In this Dec. 8, 2021, file photo, nurse Cassandra Pateneaude treats a patient in the hallway of the Maine Medical Center emergency department. Credit: Courtesy of MaineHealth

Maine’s COVID-19 hospitalizations have slipped below 200 for the first time since October 2021.

It’s a milestone that further suggests the virus is somewhat weakening its grip on the state after the omicron variant fueled a massive uptick in infections over the winter.

There are now 191 Mainers infected with the virus in hospitals across the state as of Thursday morning, according to the Maine Center for Disease Control and Prevention. That’s down from 211 the day before and down from the pandemic high of 436 set on Jan. 13.

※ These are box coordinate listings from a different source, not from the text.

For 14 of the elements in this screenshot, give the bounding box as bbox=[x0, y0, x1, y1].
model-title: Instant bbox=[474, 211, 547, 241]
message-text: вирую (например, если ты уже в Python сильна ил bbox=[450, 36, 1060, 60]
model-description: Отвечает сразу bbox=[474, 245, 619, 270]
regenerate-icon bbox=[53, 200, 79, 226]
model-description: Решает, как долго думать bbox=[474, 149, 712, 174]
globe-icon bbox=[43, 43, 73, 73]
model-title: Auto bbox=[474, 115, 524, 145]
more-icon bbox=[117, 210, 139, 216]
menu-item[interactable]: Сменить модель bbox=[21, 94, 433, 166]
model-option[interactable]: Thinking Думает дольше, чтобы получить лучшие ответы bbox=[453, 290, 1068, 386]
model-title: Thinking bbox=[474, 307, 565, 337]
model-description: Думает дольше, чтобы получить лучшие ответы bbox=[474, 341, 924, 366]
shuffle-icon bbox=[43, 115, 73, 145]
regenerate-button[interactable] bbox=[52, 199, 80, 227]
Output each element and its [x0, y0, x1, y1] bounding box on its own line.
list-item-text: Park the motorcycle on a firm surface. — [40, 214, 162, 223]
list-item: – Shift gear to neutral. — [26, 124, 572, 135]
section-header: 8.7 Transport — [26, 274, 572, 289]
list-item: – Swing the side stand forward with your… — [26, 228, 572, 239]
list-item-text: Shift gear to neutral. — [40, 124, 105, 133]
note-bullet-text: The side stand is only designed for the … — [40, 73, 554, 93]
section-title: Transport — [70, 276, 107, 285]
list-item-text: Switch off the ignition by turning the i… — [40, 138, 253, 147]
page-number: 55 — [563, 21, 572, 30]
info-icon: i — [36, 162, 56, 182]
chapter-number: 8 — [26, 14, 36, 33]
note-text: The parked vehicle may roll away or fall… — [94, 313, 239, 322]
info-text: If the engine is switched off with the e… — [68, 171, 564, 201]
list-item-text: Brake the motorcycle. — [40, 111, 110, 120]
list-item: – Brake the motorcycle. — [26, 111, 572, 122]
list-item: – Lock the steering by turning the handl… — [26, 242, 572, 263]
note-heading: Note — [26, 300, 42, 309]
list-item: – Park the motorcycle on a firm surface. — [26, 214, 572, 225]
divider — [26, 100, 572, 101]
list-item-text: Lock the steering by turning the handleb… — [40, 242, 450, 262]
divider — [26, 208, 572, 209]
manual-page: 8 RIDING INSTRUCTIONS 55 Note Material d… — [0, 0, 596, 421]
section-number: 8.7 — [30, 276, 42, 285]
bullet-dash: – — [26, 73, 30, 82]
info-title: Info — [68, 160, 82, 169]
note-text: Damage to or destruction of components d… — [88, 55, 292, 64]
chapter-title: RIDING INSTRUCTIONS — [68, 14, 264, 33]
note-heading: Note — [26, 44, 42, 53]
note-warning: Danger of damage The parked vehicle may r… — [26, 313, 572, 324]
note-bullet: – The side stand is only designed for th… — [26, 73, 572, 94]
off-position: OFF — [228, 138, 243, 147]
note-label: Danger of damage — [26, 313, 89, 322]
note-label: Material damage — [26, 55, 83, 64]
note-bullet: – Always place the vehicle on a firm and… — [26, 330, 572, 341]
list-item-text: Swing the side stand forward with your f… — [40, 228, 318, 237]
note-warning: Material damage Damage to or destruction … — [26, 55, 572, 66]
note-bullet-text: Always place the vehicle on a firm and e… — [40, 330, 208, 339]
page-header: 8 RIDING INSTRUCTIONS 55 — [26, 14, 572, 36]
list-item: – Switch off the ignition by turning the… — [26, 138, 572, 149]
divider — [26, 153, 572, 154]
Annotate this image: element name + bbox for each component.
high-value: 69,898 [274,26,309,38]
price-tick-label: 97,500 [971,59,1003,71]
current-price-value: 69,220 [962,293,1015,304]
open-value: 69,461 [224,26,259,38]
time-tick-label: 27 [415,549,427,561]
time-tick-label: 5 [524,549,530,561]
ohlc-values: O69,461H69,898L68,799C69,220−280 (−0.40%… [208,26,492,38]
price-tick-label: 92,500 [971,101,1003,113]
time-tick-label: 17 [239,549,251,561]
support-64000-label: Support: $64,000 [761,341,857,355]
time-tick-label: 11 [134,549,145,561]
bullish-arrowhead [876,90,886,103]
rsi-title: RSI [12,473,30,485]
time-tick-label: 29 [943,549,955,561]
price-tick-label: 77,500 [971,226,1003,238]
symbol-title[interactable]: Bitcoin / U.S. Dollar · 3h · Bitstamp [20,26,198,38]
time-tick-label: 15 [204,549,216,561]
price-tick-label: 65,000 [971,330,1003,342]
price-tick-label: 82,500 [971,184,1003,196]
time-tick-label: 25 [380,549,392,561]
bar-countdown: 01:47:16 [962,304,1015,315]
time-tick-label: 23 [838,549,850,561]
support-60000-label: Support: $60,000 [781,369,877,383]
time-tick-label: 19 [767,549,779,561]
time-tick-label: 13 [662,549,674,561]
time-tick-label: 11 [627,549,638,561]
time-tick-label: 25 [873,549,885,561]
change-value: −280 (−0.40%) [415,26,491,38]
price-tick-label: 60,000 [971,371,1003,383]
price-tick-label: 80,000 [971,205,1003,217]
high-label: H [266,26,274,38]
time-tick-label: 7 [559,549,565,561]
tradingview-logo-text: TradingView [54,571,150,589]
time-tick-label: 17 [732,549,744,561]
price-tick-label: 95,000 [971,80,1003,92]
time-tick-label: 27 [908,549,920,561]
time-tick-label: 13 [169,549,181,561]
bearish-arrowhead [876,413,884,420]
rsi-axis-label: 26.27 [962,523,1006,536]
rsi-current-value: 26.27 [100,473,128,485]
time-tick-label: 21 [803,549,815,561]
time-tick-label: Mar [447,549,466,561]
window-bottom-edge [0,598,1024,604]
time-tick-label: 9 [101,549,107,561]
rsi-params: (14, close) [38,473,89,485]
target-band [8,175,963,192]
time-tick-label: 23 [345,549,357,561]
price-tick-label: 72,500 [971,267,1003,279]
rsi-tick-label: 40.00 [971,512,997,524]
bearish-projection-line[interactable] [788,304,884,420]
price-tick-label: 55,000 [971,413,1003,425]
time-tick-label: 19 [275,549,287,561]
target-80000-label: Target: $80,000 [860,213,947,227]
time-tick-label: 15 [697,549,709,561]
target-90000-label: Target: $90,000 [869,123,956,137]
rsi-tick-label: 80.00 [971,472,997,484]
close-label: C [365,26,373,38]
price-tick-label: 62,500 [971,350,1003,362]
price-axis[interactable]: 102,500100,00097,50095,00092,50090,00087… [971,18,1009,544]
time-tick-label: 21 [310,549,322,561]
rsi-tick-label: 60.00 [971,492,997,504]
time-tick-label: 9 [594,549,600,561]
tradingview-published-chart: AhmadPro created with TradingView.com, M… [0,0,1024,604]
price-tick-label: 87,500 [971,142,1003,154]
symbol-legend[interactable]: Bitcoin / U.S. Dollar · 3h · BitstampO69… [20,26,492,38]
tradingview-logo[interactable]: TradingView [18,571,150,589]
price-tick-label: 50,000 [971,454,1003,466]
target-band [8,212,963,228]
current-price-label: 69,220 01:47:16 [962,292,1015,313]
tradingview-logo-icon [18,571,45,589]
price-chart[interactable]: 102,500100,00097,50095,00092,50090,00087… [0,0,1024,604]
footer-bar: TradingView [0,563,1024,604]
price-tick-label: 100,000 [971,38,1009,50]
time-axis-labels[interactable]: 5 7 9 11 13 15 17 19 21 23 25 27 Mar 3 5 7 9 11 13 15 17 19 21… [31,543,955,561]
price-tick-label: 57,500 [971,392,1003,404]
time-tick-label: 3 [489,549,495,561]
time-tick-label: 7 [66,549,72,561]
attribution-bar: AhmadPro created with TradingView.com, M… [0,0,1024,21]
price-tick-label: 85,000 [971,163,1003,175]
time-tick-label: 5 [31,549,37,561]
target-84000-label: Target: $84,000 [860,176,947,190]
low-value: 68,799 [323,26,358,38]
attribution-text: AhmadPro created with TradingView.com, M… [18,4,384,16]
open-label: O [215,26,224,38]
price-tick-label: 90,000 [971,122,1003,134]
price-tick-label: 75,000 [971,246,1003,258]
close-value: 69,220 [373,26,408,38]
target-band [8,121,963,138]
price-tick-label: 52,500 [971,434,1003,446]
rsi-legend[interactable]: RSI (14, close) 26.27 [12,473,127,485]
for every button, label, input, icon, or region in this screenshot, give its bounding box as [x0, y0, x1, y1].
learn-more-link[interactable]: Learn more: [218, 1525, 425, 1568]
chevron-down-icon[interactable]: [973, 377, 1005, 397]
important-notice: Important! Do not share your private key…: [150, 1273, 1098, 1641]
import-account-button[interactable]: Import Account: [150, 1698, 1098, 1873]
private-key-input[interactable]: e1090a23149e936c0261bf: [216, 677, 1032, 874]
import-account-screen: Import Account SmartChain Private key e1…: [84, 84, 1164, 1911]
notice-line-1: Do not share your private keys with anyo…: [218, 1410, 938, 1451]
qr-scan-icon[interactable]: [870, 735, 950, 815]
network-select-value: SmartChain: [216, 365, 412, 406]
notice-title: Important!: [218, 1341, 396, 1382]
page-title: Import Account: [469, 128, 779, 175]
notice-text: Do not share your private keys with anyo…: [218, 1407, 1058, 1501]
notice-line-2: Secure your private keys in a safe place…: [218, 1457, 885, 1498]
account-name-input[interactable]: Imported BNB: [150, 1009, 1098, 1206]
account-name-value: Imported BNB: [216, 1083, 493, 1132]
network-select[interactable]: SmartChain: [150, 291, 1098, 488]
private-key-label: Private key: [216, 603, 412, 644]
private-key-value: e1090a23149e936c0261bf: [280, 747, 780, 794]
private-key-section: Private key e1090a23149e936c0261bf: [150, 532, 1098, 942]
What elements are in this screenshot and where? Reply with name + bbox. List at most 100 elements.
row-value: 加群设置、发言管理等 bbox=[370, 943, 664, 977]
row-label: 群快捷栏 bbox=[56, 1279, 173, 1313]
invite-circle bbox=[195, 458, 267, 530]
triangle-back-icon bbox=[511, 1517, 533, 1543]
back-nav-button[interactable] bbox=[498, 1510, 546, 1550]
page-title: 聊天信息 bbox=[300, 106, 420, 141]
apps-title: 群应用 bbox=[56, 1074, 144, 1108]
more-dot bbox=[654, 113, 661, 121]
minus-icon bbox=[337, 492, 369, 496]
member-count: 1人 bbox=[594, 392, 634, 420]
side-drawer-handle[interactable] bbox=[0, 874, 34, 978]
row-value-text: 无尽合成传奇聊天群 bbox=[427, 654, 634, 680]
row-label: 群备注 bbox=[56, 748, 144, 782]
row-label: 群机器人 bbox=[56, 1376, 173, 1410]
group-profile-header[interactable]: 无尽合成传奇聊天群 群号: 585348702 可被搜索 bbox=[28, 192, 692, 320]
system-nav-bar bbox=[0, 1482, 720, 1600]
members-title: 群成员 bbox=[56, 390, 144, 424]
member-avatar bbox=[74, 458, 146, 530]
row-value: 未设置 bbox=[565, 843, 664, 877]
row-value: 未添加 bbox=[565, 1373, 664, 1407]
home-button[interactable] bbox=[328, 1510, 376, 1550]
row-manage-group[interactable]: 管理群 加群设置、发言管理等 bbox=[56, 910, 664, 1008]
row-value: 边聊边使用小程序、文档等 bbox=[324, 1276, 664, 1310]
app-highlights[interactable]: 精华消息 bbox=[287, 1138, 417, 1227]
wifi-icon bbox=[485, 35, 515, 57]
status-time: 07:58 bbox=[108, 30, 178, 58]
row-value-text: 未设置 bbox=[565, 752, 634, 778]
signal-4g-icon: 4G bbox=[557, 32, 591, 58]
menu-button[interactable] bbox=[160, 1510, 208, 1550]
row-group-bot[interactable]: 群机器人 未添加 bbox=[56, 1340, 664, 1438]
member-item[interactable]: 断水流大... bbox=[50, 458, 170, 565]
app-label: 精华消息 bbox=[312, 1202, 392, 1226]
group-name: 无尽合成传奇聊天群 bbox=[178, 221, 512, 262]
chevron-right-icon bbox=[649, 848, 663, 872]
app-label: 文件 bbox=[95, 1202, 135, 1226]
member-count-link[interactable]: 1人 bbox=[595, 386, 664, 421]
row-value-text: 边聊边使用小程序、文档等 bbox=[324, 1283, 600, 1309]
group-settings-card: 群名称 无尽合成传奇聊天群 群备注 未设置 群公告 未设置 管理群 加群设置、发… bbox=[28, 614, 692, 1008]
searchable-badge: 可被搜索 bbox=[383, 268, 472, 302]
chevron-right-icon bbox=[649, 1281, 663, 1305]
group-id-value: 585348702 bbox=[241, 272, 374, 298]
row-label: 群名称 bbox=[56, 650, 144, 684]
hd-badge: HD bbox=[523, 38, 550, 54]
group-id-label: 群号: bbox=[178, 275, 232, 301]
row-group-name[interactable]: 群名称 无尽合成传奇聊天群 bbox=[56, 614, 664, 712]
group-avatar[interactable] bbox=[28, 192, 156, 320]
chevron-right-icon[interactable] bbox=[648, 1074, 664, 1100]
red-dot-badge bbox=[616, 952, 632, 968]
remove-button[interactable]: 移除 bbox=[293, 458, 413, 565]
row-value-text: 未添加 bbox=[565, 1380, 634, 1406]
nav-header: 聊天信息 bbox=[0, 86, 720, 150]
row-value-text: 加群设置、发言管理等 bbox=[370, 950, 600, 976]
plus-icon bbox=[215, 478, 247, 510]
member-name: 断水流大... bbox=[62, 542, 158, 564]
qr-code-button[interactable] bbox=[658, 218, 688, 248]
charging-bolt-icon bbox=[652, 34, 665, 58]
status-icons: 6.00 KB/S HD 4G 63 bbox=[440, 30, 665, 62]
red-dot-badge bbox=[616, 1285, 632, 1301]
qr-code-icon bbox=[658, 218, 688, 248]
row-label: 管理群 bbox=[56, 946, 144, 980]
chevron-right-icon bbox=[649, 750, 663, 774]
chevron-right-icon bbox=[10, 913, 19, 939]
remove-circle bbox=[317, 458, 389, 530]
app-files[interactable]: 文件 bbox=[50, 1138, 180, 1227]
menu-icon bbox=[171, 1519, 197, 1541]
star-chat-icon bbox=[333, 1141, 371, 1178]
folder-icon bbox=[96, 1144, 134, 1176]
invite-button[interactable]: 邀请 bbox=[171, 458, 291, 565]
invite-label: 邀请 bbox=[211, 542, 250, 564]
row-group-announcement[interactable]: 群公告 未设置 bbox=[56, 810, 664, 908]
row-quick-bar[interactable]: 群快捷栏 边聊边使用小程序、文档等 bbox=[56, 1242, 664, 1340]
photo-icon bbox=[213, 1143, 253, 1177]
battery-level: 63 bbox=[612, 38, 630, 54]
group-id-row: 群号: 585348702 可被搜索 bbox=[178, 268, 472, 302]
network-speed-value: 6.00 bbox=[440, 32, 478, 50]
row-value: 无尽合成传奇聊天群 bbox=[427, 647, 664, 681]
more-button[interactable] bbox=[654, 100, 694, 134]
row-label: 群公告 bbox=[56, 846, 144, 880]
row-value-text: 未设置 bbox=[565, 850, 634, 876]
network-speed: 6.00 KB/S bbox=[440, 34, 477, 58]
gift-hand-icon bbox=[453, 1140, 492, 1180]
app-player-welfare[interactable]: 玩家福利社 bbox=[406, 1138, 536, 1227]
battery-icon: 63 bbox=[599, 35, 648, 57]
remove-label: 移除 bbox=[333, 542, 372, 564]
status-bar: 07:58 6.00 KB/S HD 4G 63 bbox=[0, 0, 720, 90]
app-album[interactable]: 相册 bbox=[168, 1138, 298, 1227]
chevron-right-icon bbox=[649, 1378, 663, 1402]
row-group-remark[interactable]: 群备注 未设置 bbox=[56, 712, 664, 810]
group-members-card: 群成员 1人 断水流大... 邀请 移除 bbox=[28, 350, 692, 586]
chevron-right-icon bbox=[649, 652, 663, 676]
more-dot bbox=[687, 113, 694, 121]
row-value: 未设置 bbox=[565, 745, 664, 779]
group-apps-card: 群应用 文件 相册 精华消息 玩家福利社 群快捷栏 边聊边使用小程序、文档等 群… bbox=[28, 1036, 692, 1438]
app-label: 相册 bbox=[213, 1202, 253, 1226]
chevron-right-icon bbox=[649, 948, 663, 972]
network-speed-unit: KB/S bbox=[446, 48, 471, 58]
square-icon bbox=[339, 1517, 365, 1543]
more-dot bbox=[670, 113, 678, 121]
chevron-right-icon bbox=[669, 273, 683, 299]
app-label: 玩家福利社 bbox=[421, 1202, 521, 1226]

Overall, hospitalizations have fallen more than 56 percent from that high mark, and it’s the first time they have fallen below 200 since Oct. 30, 2021, and the lowest they have been since Oct. 17, when 189 Mainers were hospitalized, state data show.

Additionally, there are 42 Mainers in critical care and 15 on ventilators.

Hospitalizations have increasingly been relied upon as a barometer for the strength of the virus here as Maine deals with a large backlog of positive cases, which have made the daily count a less reliable indicator.

Still, even now more Mainers are hospitalized than at any other time between March 12, 2020, when the first coronavirus case was confirmed here and last October.